Singh, who was born in Hong Kong, came close to attaining the feat of being elected an MLA in 2017, but lost by just 134 votes to Jas Johal of the Liberal Party. The latter is also Sikh but does not wear a turban.

In fact, the province has even had a Sikh premier (equivalent of chief minister in India) in Ujjal Dosanjh, but he also did not sport a turban.

Singh was projected to win with about 47% of the vote and with a margin of less than 600 ballots.

The snap elections were called by BC Premier John Horgan, the leader of the New Democratic Party (NDP) provincial government, as he sought to turn a minority into a majority.

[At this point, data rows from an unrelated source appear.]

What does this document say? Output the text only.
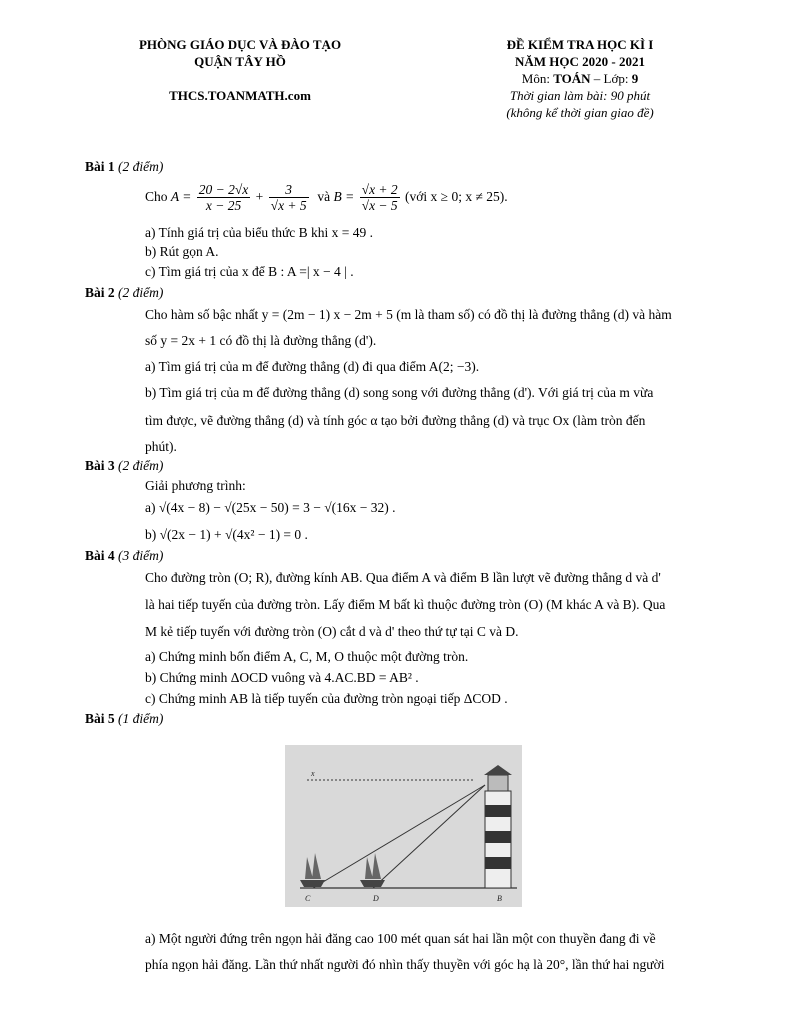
PHÒNG GIÁO DỤC VÀ ĐÀO TẠO
QUẬN TÂY HỒ
THCS.TOANMATH.com
ĐỀ KIỂM TRA HỌC KÌ I
NĂM HỌC 2020 - 2021
Môn: TOÁN – Lớp: 9
Thời gian làm bài: 90 phút
(không kể thời gian giao đề)
Bài 1 (2 điểm)
Cho $A = \frac{20 - 2√x}{x - 25} + \frac{3}{√x + 5}$ và $B = \frac{√x + 2}{√x - 5}$ (với x ≥ 0; x ≠ 25).
a) Tính giá trị của biểu thức B khi x = 49 .
b) Rút gọn A.
c) Tìm giá trị của x để B : A =| x − 4 | .
Bài 2 (2 điểm)
Cho hàm số bậc nhất y = (2m − 1) x − 2m + 5 (m là tham số) có đồ thị là đường thẳng (d) và hàm
số y = 2x + 1 có đồ thị là đường thẳng (d').
a) Tìm giá trị của m để đường thẳng (d) đi qua điểm A(2; −3).
b) Tìm giá trị của m để đường thẳng (d) song song với đường thẳng (d'). Với giá trị của m vừa
tìm được, vẽ đường thẳng (d) và tính góc α tạo bởi đường thẳng (d) và trục Ox (làm tròn đến
phút).
Bài 3 (2 điểm)
Giải phương trình:
a) √(4x − 8) − √(25x − 50) = 3 − √(16x − 32) .
b) √(2x − 1) + √(4x² − 1) = 0 .
Bài 4 (3 điểm)
Cho đường tròn (O; R), đường kính AB. Qua điểm A và điểm B lần lượt vẽ đường thẳng d và d'
là hai tiếp tuyến của đường tròn. Lấy điểm M bất kì thuộc đường tròn (O) (M khác A và B). Qua
M kẻ tiếp tuyến với đường tròn (O) cắt d và d' theo thứ tự tại C và D.
a) Chứng minh bốn điểm A, C, M, O thuộc một đường tròn.
b) Chứng minh ΔOCD vuông và 4.AC.BD = AB² .
c) Chứng minh AB là tiếp tuyến của đường tròn ngoại tiếp ΔCOD .
Bài 5 (1 điểm)
x
C	D	B
a) Một người đứng trên ngọn hải đăng cao 100 mét quan sát hai lần một con thuyền đang đi về
phía ngọn hải đăng. Lần thứ nhất người đó nhìn thấy thuyền với góc hạ là 20°, lần thứ hai người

He succeeded in that objective as the NDP captured 55 seats, a gain of 14, while the Liberals lost 12 to total 29 seats.

The legislature has a strength of 87 members.

The outgoing government had two ministers of Sikh heritage in Jinny Sims and Harry Bains, both of whom were also re-elected.

Overall, eight MLAs of Indian-origin were elected to the assembly this time, as against seven previously.

Among other prominent winners was Nikki Sharma, a Hindu with roots in Punjab, who emerged victorious from the riding of Vancouver-Hastings and Ravi Kahlon from Delta North, who was a Parliamentary Secretary.